Dive Brief:
- Cisco's Networking Academy is celebrating its 20th anniversary this year, having partnered with K-12 schools and other learning institutions in 180 countries to equip millions of students with valuable IT job skills, according to EdTech: Focus on K-12.
- In Missouri alone, the networking hardware company has spent over $13 million working with at least 28,000 students in 44 programs, and the educators involved in these partnerships work with the company not just in teaching the material, but also developing it.
- The ongoing success of such programs comes as demand explodes for workers with those technological skills in fields like healthcare, finance and manufacturing.
Dive Insight:
The economy is in a state of transition, with many of the manufacturing, retail and other jobs that high school graduates in particular once vied for now being disrupted by automation and artificial intelligence. Those employers now need graduates who know how to maintain and operate that technology, and new fields are also growing to take the place of these jobs. Coding, for example, has been eyed as a new blue-collar frontier of sorts.

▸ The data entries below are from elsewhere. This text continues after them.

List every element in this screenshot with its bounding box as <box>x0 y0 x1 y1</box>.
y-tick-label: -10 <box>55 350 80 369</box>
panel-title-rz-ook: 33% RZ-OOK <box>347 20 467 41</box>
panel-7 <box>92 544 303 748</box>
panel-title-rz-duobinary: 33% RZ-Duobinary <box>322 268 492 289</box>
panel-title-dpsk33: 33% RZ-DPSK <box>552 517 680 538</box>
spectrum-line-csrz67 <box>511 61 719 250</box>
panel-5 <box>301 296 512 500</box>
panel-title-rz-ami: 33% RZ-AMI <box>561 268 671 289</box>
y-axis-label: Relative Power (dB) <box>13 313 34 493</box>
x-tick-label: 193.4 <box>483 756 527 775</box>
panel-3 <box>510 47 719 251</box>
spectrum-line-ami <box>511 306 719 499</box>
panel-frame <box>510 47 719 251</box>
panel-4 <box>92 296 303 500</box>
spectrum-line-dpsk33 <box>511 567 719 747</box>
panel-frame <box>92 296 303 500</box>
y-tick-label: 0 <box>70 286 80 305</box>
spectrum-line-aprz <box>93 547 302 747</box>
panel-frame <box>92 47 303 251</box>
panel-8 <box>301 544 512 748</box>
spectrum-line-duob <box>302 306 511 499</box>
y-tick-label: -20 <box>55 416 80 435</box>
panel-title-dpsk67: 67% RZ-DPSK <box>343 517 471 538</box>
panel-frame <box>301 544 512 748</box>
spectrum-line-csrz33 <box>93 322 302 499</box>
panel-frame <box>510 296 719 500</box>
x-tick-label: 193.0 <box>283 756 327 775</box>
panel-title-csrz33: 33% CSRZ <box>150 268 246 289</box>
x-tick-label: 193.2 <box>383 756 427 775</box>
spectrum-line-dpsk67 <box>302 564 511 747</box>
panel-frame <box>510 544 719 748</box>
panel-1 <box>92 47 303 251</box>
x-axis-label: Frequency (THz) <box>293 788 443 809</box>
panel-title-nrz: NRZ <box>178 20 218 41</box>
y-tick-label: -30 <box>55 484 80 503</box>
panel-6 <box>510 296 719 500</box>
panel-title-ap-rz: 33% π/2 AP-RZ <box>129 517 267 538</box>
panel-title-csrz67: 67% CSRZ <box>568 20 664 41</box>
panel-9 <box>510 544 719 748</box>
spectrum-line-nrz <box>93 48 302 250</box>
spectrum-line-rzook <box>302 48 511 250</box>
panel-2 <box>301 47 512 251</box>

As such, the public education system is having to rethink its model, which has long been focused on producing high school graduates who were prepared for jobs on assembly lines or in cubicles if they weren't headed off to college. But along with an expanded set of technical skills, employers are also asking for more experience with soft skills like critical and creative thinking, communication and collaboration. This has bred a deeper focus on social-emotional learning, as well as on rethinking classroom design to accommodate those demands.
Additionally, career and technical education (CTE) is now being viewed in a new light as an equitable alternative to the pursuit of a four-year degree if students aren't inclined to go to college. A push for free community college in several states over the past few years could boost those efforts, effectively creating what amounts to a K-14 system where students not going off to a traditional four-year institution have no reason not to stick around for a few more years for an associate-level education. Though that scenario would leave plenty of questions for higher education to grapple with.
In the meantime, K-12 has a number of technological CTE partnership options via for-profit and non-profit organizations, as illustrated by the Cisco Networking Academy.